Raul Castro lets loose more reforms
By Will Weissert
HAVANA — Cubans snapped up DVD players, motorbikes and pressure cookers for the first time Tuesday as Raul Castro’s new government loosened controls on consumer goods and invited private farmers to plant tobacco, coffee and other crops on unused state land.
Combined with other reforms announced in recent days, the measures suggest real changes are being driven by the new president, who vowed when he took over from his brother Fidel to remove some of the more irksome limitations on the daily lives of Cubans.
Analysts wondered how far the communist government is willing to go.
"Cuban people can’t survive on the salaries people are paying them. Average men and women have been screaming that at the top of their lungs for many years," said Felix Masud-Piloto, director of the Center for Latino Research at DePaul University. "Now after many years, the government is listening."

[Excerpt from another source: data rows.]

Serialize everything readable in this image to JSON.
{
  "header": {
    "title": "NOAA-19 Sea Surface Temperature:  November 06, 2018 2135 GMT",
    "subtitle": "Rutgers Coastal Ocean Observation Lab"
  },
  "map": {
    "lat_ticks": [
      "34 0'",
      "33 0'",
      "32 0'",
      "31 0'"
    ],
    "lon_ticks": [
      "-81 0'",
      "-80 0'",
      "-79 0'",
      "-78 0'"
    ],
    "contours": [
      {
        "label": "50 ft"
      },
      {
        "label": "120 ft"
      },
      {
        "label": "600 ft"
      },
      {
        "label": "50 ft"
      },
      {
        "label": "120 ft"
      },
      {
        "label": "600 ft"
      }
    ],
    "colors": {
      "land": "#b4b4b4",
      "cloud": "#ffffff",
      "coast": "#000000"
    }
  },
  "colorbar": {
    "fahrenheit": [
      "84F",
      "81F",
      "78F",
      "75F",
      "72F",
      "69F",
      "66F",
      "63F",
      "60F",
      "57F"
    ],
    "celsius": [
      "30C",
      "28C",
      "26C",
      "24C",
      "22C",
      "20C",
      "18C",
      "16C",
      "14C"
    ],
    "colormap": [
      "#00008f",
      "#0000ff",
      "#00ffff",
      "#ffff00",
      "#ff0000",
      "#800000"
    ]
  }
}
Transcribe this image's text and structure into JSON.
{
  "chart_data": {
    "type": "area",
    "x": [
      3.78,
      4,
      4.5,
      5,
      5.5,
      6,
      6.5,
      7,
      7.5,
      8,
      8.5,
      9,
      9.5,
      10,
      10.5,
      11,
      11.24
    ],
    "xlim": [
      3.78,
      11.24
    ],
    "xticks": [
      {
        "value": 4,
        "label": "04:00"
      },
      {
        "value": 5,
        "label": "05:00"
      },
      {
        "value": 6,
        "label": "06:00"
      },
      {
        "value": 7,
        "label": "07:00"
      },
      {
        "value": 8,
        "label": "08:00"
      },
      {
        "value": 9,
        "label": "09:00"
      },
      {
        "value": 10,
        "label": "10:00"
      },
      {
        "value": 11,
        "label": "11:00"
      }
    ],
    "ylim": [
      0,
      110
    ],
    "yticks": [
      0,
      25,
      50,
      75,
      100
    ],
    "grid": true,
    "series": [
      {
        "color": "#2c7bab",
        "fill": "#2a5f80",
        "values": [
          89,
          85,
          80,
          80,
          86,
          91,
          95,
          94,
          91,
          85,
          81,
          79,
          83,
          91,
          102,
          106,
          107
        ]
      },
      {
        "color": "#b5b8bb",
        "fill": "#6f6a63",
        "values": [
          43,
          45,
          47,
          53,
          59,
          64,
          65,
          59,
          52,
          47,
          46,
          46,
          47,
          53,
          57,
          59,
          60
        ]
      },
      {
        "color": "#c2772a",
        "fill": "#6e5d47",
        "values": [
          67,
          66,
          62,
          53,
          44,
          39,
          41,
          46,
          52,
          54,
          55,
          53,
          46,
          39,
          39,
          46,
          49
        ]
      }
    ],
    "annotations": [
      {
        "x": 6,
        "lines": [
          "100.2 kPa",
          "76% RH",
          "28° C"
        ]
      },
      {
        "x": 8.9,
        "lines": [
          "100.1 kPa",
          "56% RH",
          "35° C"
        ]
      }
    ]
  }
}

Many of the shoppers filling stores Tuesday lamented the fact that the goods are unaffordable on the government salaries they earn. But that didn’t stop them from lining up to see electronic gadgets previously available only to foreigners and companies.
"They should have done this a long time ago," one man said as he left a store with a red and silver electric motorbike that cost $814. The Chinese-made bikes can be charged with an electric cord and had been barred for general sale because officials feared a strain on the power grid.
On Monday, the Tourism Ministry announced that any Cuban with enough money can now stay in luxury hotels and rent cars, doing away with restrictions that made ordinary people feel like second-class citizens. And last week, Cuba said citizens will be able to get cell phones legally in their own names, a luxury long reserved for the lucky few.
The land initiative, however, potentially could put more food on the table of all Cubans and bring in hard currency from exports of tobacco, coffee and other products, providing the cash inflows needed to spur a new consumer economy.
Government television said 51 percent of arable land is underused or fallow, and officials are transferring some of it to individual farmers and associations representing small, private producers. According to official figures, cooperatives already control 35 percent of arable land — and produce 60 percent of the island’s agricultural output.
"Everyone who wants to produce tobacco will be given land to produce tobacco, and it will be the same with coffee," said Orlando Lugo, president of Cuba’s national farmers association.
The change is a sharp contrast to the early days of Cuba’s revolution, when the government forced or encouraged private farmers to turn their land over to the state or form government-controlled collective farms. But without more details, it was difficult to tell the significance of program, which began last year but was announced only this week.
"If this means all land that’s not being used, like for private farmers, cooperatives and state farms, is available, that’s positive," said Carmelo Mesa-Lago, a Cuba economics expert at the University of Pittsburgh. "Assuming, of course, they have the freedom to sow and sell whatever they want."
Lines formed before the doors opened at the Galerias Paseos shopping center on Havana’s famed seaside Malecon boulevard, and shoppers wasted little time once inside. But there was no sign yet of computers and microwaves, highly anticipated items that clerks across Havana insisted would appear soon on store shelves, with desktop computers retailing for around $650.
Cuba’s communist system was founded on promoting social and economic equality, but that doesn’t mean Cubans can’t have DVD players, said Mercedes Orta, who rushed to gawk at the new products.
"Socialism has nothing to do with living comfortably," she said.
Lines outside electronics boutiques and specialty shops are common in Cuba because guards limit how many people can be inside at a time. But waits were longer and aisles more packed than usual at Havana’s best-known stores.
"DVDs are over there, down that aisle," an employee in a white short-sleeved shirt repeated over and over as shoppers wandered into La Copa, an electronics and grocery store across from the Copacabana Hotel.
"Very good! DVD players on sale for everybody," exclaimed Clara, an elderly woman peering at a black JVC console. "Of course nobody has the money to buy them." Like many Cubans, Clara chatted freely but wouldn’t give her full name to a foreign reporter.
Government stores offered all products in convertible pesos — hard currency worth 24 times the regular pesos state employees get paid. The government controls well over 90 percent of the economy and the average state salary is just 408 regular pesos a month, about $19.50.
Still, most Cubans have access to at least some convertible pesos thanks to jobs with foreign firms or in tourism, or cash sent by relatives living in the United States.
Graciela Jaime, a 68-year-old retired clothes factory employee, complained that widespread corruption and greed has created a class of rich Cubans.
"Everyone wants to spend money and that is what’s happening," she said. "If everything they earned went to the state like it should, there wouldn’t be as much corruption as there is."